Doyen du paddock, le Français Johann Zarco (Honda-LCR) attaque à 35 ans la saison 2026 ce week-end en Thaïlande avec l’espoir de «revivre des podiums» après sa victoire-surprise en France l’an passé.
C’était extraordinaire, la victoire et aussi le podium à Silverstone derrière. Puis il y a eu de la fatigue accumulée avec deux tests au Japon pour les 8 Heures de Suzuka et la course, qui a été très éprouvante. Je n’ai pas réussi à récupérer correctement après ça. Il y a un aspect physique et un aspect technique, où la moto a commencé à changer (…) Cela a engendré un agacement, des chutes, une petite perte de confiance. C’est vraiment un combo, on ne peut pas avancer une seule excuse, mais un effet boule de neige qui était dur à arrêter. Ça m’a fait du bien de terminer la saison pour dire : « Voilà, elle s’arrête et on se repose ».
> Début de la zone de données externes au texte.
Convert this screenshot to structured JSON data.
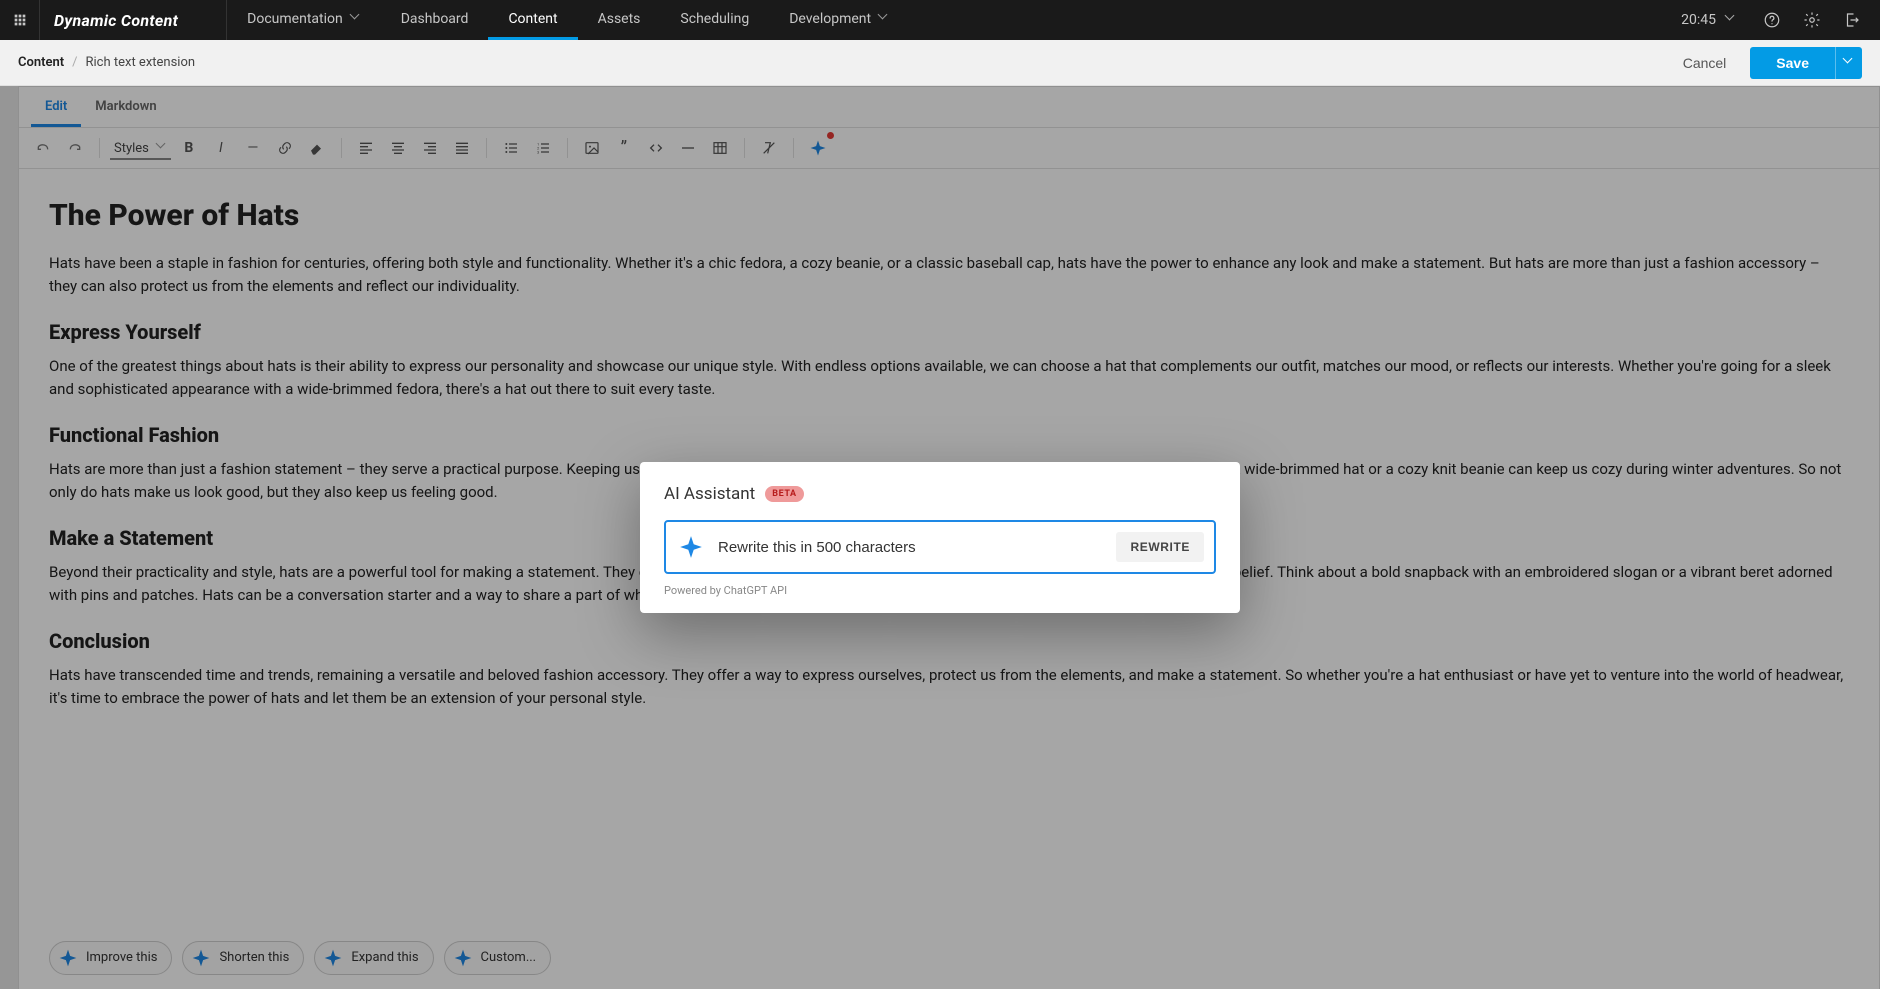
{
  "brand": "Dynamic Content",
  "nav": {
    "documentation": "Documentation",
    "dashboard": "Dashboard",
    "content": "Content",
    "assets": "Assets",
    "scheduling": "Scheduling",
    "development": "Development"
  },
  "clock": "20:45",
  "breadcrumb": {
    "root": "Content",
    "leaf": "Rich text extension"
  },
  "actions": {
    "cancel": "Cancel",
    "save": "Save"
  },
  "editor": {
    "tabs": {
      "edit": "Edit",
      "markdown": "Markdown"
    },
    "styles_label": "Styles",
    "content": {
      "h1": "The Power of Hats",
      "p1": "Hats have been a staple in fashion for centuries, offering both style and functionality. Whether it's a chic fedora, a cozy beanie, or a classic baseball cap, hats have the power to enhance any look and make a statement. But hats are more than just a fashion accessory – they can also protect us from the elements and reflect our individuality.",
      "h2a": "Express Yourself",
      "p2": "One of the greatest things about hats is their ability to express our personality and showcase our unique style. With endless options available, we can choose a hat that complements our outfit, matches our mood, or reflects our interests. Whether you're going for a sleek and sophisticated appearance with a wide-brimmed fedora, there's a hat out there to suit every taste.",
      "h2b": "Functional Fashion",
      "p3": "Hats are more than just a fashion statement – they serve a practical purpose. Keeping us warm in chilly weather, hats are essential accessories that offer protection and comfort. A wide-brimmed hat or a cozy knit beanie can keep us cozy during winter adventures. So not only do hats make us look good, but they also keep us feeling good.",
      "h2c": "Make a Statement",
      "p4": "Beyond their practicality and style, hats are a powerful tool for making a statement. They can signal allegiance to a sports team, represent a cultural heritage, or display a personal belief. Think about a bold snapback with an embroidered slogan or a vibrant beret adorned with pins and patches. Hats can be a conversation starter and a way to share a part of who we are with the world.",
      "h2d": "Conclusion",
      "p5": "Hats have transcended time and trends, remaining a versatile and beloved fashion accessory. They offer a way to express ourselves, protect us from the elements, and make a statement. So whether you're a hat enthusiast or have yet to venture into the world of headwear, it's time to embrace the power of hats and let them be an extension of your personal style."
    },
    "chips": {
      "improve": "Improve this",
      "shorten": "Shorten this",
      "expand": "Expand this",
      "custom": "Custom..."
    }
  },
  "modal": {
    "title": "AI Assistant",
    "badge": "BETA",
    "prompt": "Rewrite this in 500 characters",
    "button": "REWRITE",
    "powered": "Powered by ChatGPT API"
  }
}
Pour battre Marquez, il faut une moto différente
Quelles sont vos ambitions pour celle-ci?
Rester dans les dix premiers, ça serait bien. Et j’aimerais bien revivre des podiums. La moto est nettement plus prête pour être dans les dix premiers sur chaque course. Et je pense qu’un grand pilote peut atteindre le top 5 sur sur la Honda cette année.
Marc Marquez vise un huitième titre historique. Quelqu’un peut-il l’en empêcher?
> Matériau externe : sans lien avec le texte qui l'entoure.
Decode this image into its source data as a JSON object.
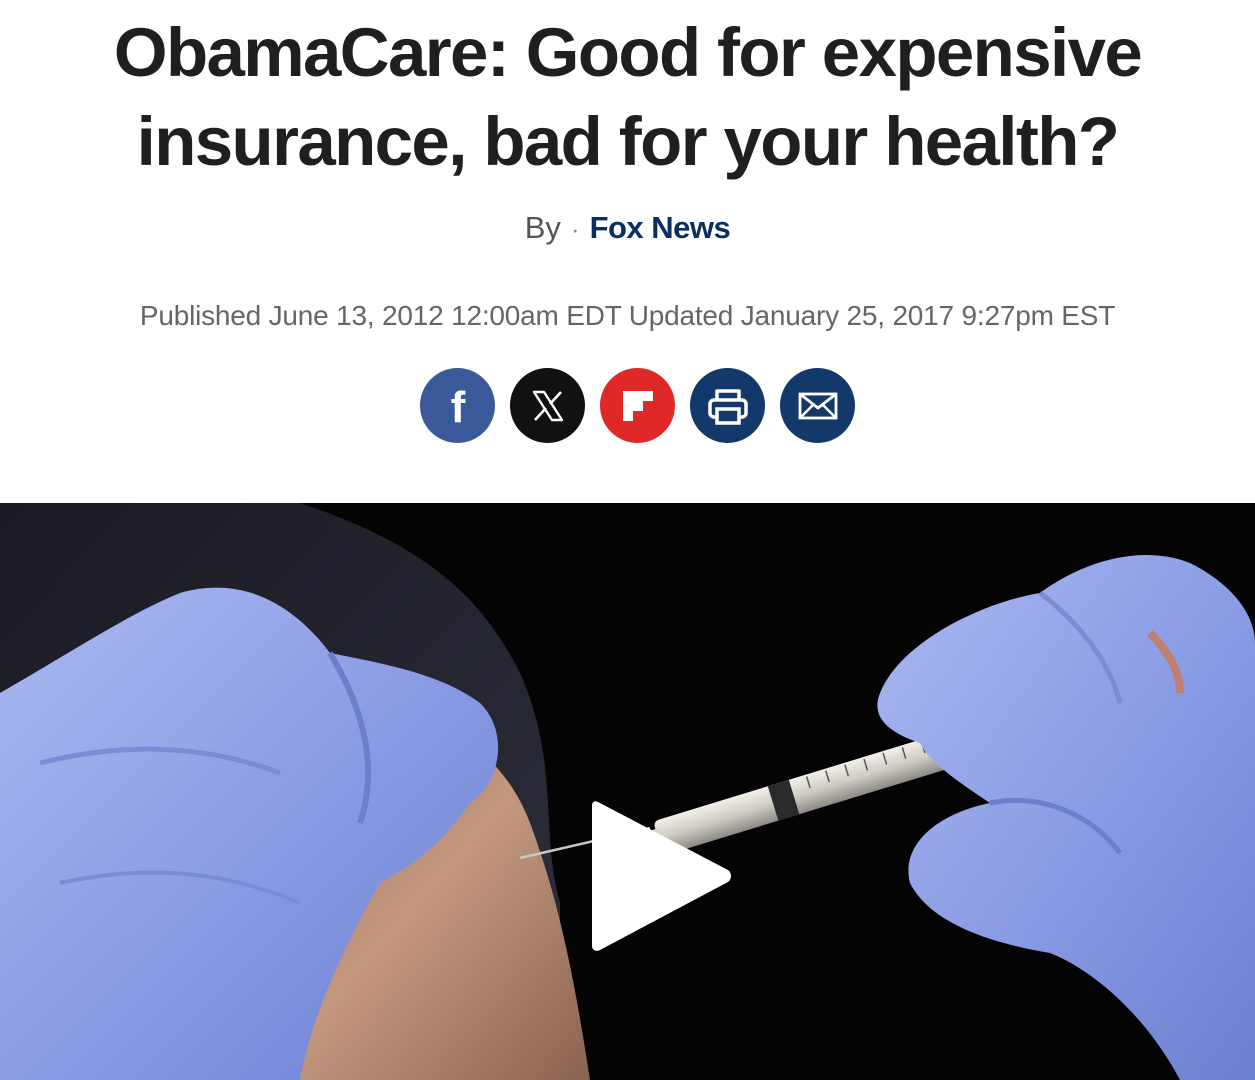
{
  "article": {
    "headline_line1": "ObamaCare: Good for expensive",
    "headline_line2": "insurance, bad for your health?",
    "by_label": "By",
    "separator": "·",
    "author": "Fox News",
    "dates": "Published June 13, 2012 12:00am EDT Updated January 25, 2017 9:27pm EST"
  },
  "share": {
    "buttons": [
      {
        "name": "facebook",
        "icon": "facebook-icon",
        "color": "#3b5998"
      },
      {
        "name": "x",
        "icon": "x-icon",
        "color": "#111111"
      },
      {
        "name": "flipboard",
        "icon": "flipboard-icon",
        "color": "#e12828"
      },
      {
        "name": "print",
        "icon": "print-icon",
        "color": "#13396b"
      },
      {
        "name": "email",
        "icon": "email-icon",
        "color": "#13396b"
      }
    ]
  },
  "video": {
    "thumbnail": "gloved hands giving an injection into upper arm",
    "play_icon": "play-icon"
  },
  "colors": {
    "headline": "#1f1f1f",
    "author_link": "#0b2e63",
    "meta_text": "#666666"
  }
}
Je crois que pour battre Marquez, il faut une moto différente. L’Aprilia semble actuellement la mieux placée pour pouvoir battre ce grand Marc. J’ai été assez impressionné par la manière dont (Marco) Bezzecchi a mené les essais et avait terminé la saison. Il est un vrai leader chez Aprilia, c’est beau à voir et je crois qu’il peut être un vrai prétendant.
Vous êtes sous contrat jusqu’en 2027 avec Honda. Est-ce un soulagement d’être l’un des rares pilotes à ne pas être concerné par le marché des transferts?
Ce serait bien que ça devienne un avantage, pour rester concentré sur le projet sportif, à moins stresser ou m’énerver si tout ne se met pas bout à bout tout de suite. Le fait de moins stresser peut permettre d’assurer quand il faudra assurer ou de performer quand les opportunités se présenteront.
Quelle place avez-vous le sentiment d’occuper, à 35 ans, au sein du paddock?
Une place de personne qui a de l’expérience et j’espère qui est plutôt appréciée. Et qui est aussi appréciée pour la qualité de pilote et les possibilités que je peux avoir. Je ne suis pas considéré comme un prétendant au titre, mais je pense qu’on peut se méfier de moi parce que je peux être là quand l’occasion se présente!